# Neues Werbe-System zur Umgehung von Popup-Blockern



## wazi (20 April 2004)

Diese Meldung stammt von pressetext.austria

Management-System blockt Pop-up-Blocker

AdSolutions FX "befreit" Online-Werbung

Mörs (pte, 08. Apr 2004 11:23) - Der deutsche Online-Marketing-Spezialist Falk eSolutions AG hat mit seinem Produkt-Release "AdSolution FX" ein Management-System für Rich-Media-Formate mit integriertem Anti-Pop-up-Blocker präsentiert. Die Software erkennt während der Werbemittel-Auslieferung, ob ein Pop-Up-Blocker aktiviert ist und stellt in diesem Fall das Werbemittel in Form eines so genannten "Layer-Ads" zur Verfügung. Damit sollen laut Falk Werbetreibende wieder sichergehen können, dass ihre Online-Werbung nicht unterdrückt, sondern auch wirklich gesehen wird. :abgelehnt: :bash:

Die Software wurde speziell für das Management von Rich-Media-Werbeformen entwickelt und soll erweiterte Spielräume für Online-Werbetreibende bieten. Ein integrierter "AFX-Editor" ermöglicht die Integration individueller Bewegungsabläufe und Spezialeffekte. Weitere Features sind vorgefertigte Templates wie "Expandable Banner", "Commercial Breaks" oder "Layer Ads".

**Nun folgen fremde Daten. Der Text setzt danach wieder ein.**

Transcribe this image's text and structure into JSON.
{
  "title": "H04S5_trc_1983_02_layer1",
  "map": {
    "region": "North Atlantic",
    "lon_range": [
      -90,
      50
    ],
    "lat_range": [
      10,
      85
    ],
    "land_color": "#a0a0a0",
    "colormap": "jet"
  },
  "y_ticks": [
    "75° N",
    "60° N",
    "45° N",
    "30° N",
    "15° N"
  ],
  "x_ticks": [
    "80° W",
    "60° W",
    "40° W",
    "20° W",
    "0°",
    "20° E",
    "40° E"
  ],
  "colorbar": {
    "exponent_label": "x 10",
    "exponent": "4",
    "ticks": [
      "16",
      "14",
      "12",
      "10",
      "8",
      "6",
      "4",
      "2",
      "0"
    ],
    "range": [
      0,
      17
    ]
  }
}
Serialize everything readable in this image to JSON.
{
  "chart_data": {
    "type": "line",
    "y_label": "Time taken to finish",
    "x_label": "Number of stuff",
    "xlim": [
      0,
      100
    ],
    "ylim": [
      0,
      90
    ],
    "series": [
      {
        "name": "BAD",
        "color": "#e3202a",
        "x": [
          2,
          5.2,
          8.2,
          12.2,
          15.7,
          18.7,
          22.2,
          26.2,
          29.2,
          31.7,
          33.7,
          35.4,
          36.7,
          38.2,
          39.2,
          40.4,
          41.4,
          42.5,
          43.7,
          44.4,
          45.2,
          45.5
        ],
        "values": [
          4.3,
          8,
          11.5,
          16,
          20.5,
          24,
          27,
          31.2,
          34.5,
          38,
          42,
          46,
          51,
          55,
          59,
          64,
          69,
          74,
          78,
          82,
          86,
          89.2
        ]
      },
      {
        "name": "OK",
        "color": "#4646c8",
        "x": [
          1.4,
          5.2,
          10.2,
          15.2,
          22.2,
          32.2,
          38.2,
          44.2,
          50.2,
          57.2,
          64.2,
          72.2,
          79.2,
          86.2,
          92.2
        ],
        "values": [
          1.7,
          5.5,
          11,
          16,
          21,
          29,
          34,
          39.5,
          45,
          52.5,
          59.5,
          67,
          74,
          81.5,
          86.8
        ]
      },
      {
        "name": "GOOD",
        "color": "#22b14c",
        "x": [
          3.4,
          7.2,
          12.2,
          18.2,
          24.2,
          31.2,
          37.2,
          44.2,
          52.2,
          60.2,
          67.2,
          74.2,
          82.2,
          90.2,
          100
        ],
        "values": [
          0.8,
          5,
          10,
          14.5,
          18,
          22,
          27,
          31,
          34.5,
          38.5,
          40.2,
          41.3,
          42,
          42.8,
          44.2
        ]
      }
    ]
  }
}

Durch umfassenden Workflow soll die komplette Kommunikation zwischen dem Werbekunden, der Kreativ-Agentur, der Medien-Agentur und dem Vermarkter hinsichtlich Banner-Freigabe, Verwaltung und Auslieferung der Werbeformate geregelt werden. Die Zähldifferenz zwischen Vermarktern und Agenturen, die aufgrund der Werbemittel-Blocker zu einem immer massiveren Problem geworden ist, soll laut Falk durch "AdSolutions FX" wieder auf ein normales und kalkulierbares Maß zurückgeführt werden. (Ende) :abgelehnt: :bash: :bash:

Und da sage noch jemand, es findet KEINE Schlacht gegen den Werbe-Terrorismus statt. Die lassen sich andauernd was Neues einfallen, um mit ihrem Werbe-Schrott doch die Leute zu bombardieren.

Na denn ProstMahlzeit....

Gruß wazi


----------



## News (20 April 2004)

Bliebe die Frage, ob das nur reine Pop-Up-Blocker betrifft (z. B. den in Mozilla / Firefox integrierten), oder ob diese Anti-Methode auch andere Filtermethoden erkennt/umgeht.
Mein AdSubtract (ähnelt Webwasher) blockt auch ganze Werbeserver anhand von URL-Listen & berücksichtigt typische Layouts von Werbebannern. Funktioniert - noch? - prima.
Nur Flash-Werbebanner rutschen gelegentlich noch durch.


----------



## Heiko (20 April 2004)

Die sind genauso betroffen.
Da gabs schon mal was. Der System prüfte einfach, ob die Grafik zum Client übertragen wird. Wenn nein, gibts keinen Content.
Sonst müsste Dein Pop-Up-Blocker alles runterladen, aber nicht anzeigen. Das wäre ja nur die halbe Miete.


----------



## Captain Picard (20 April 2004)

Heiko schrieb:
			
		

> Der System prüfte einfach, ob die Grafik zum Client übertragen wird. Wenn nein, gibts keinen Content.



prima  , auf Sites die mit solchen Tricks arbeiten kann ich gut und gerne verzichten.

wäre  doch ein wunderbares Mittel nervige Sites erst garnicht anzeigen zu lassen.
Wenn ein Blocker so arbeitet, daß er solche Sites komplett unterdrückt , installier ich den sofort,
wäre nach noch besser als im TV , automatische Werbungsunterdrückung.....

cp


----------



## wazi (20 April 2004)

Ich habe einige  Maßnahmen umgesetzt, die diese Werbe-Banausen zuverlässig blockieren. Ebenso ist in der Firewall ein Werbe-Blocker drin, mit dem ich ganze Websites plattmachen kann oder einzelne Bestandteile einer Website, ganz wie ich will.

Die einzelnen Elemente schalte ich bei Bedarf "von Hand" ein und aus, und überlasse nichts einer unvollkommenen Automatik, und so ist es am PC zappenduster mit Werbe-Schrott    Ist zwar erhöhter Aufwand, aber für mich akzeptabel. Und immer noch besser als der andauernde Werbe-Trommelfeuer-Terror. :bash:

Neee, nicht mit mir!! 

Gruß wazi 8)  8)  8)


----------